Tuesday, 18 August 2009
Higher Education Legislation Amendment (Student Services and Amenities, and Other Measures) Bill 2009
Sarah Hanson-Young (SA, Australian Greens) Share this | Hansard source
I want to reiterate the Greens’ support for the Higher Education Legislation Amendment (Student Services and Amenities, and Other Measures) Bill 2009, despite the fact that we do not think it is perfect. We would have preferred to see the money collected from students going to student organisations. We have said that all along. We have been able to negotiate matters which have dealt with some of our concerns, particularly in relation to ensuring that postgraduate international students and undergraduate students will receive the same level of service delivery, welfare support and elected representation under the guidelines in this bill.
First and foremost, I want to address one of the issues Senator Mason raised. He said that the profile of universities has changed somewhat from what it was 20 or 30 years ago. I completely agree—it has. Twenty or 30 years ago, people got their education for free. Nowadays, students are paying more than ever for their university degrees. Students are paying more than ever for their education, but with limited services. They are working long hours because the youth allowance, if they are able to get it—and that is another issue, which is in debate—is not sufficient to cover their costs. Living costs for university students have risen dramatically in the last decade. Students are paying more than ever, not just for the piece of paper that they get at the end but for their entire university career, but with absolutely limited support, advice and services. That is what this bill is trying to address. When students are paying more than ever for their education, we need to ensure that they have the support to maximise opportunities, to ensure that their university career is the best it can possibly be. That is what this legislation is attempting to deal with—to ensure that the services are there when they need them, that the advice is there when they need it. If they need support and advocacy to challenge an unfair decision made by a university board, they have somewhere to go and someone to act as an advocate for them. That is what this bill is aiming to achieve.

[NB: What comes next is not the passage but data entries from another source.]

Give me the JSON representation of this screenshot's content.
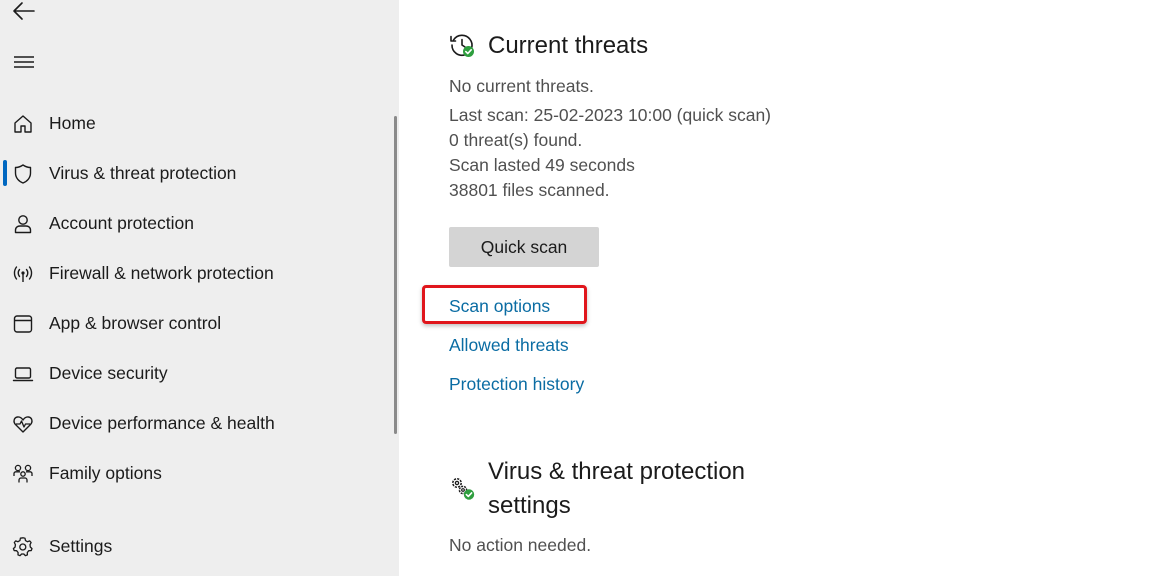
{
  "sidebar": {
    "items": [
      {
        "label": "Home",
        "icon": "home-icon"
      },
      {
        "label": "Virus & threat protection",
        "icon": "shield-icon",
        "active": true
      },
      {
        "label": "Account protection",
        "icon": "person-icon"
      },
      {
        "label": "Firewall & network protection",
        "icon": "antenna-icon"
      },
      {
        "label": "App & browser control",
        "icon": "browser-window-icon"
      },
      {
        "label": "Device security",
        "icon": "laptop-icon"
      },
      {
        "label": "Device performance & health",
        "icon": "heart-pulse-icon"
      },
      {
        "label": "Family options",
        "icon": "family-icon"
      },
      {
        "label": "Settings",
        "icon": "gear-icon"
      }
    ]
  },
  "current_threats": {
    "title": "Current threats",
    "status": "No current threats.",
    "last_scan": "Last scan: 25-02-2023 10:00 (quick scan)",
    "threats_found": "0 threat(s) found.",
    "duration": "Scan lasted 49 seconds",
    "files_scanned": "38801 files scanned.",
    "quick_scan_label": "Quick scan",
    "links": {
      "scan_options": "Scan options",
      "allowed_threats": "Allowed threats",
      "protection_history": "Protection history"
    }
  },
  "settings_section": {
    "title_line1": "Virus & threat protection",
    "title_line2": "settings",
    "status": "No action needed."
  },
  "colors": {
    "accent": "#0067c0",
    "link": "#0a6ca3",
    "highlight": "#e0161c",
    "ok_green": "#2e9e3e"
  }
}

There has been a long debate, not just today and yesterday but in the other place as well, about the politics of this issue. When it comes down to it, you are paying $30,000 or $40,000—which is what my HECS bill was; I paid $40,000 for my education. I needed support, advice and advocacy to ensure that my university career was the best it could possibly be and I was lucky enough to have that. Nowadays we are asking students to pay more than ever, with limited support and limited advice. This bill is trying to ensure that university students get a holistic experience so that when they graduate they do not just get a piece of paper which says, ‘You have this degree,’ but they have the networks, the support and the hands-on experience to give them the edge out in the workforce. As I said, I think this bill is far from perfect, but it is better than the situation we have now.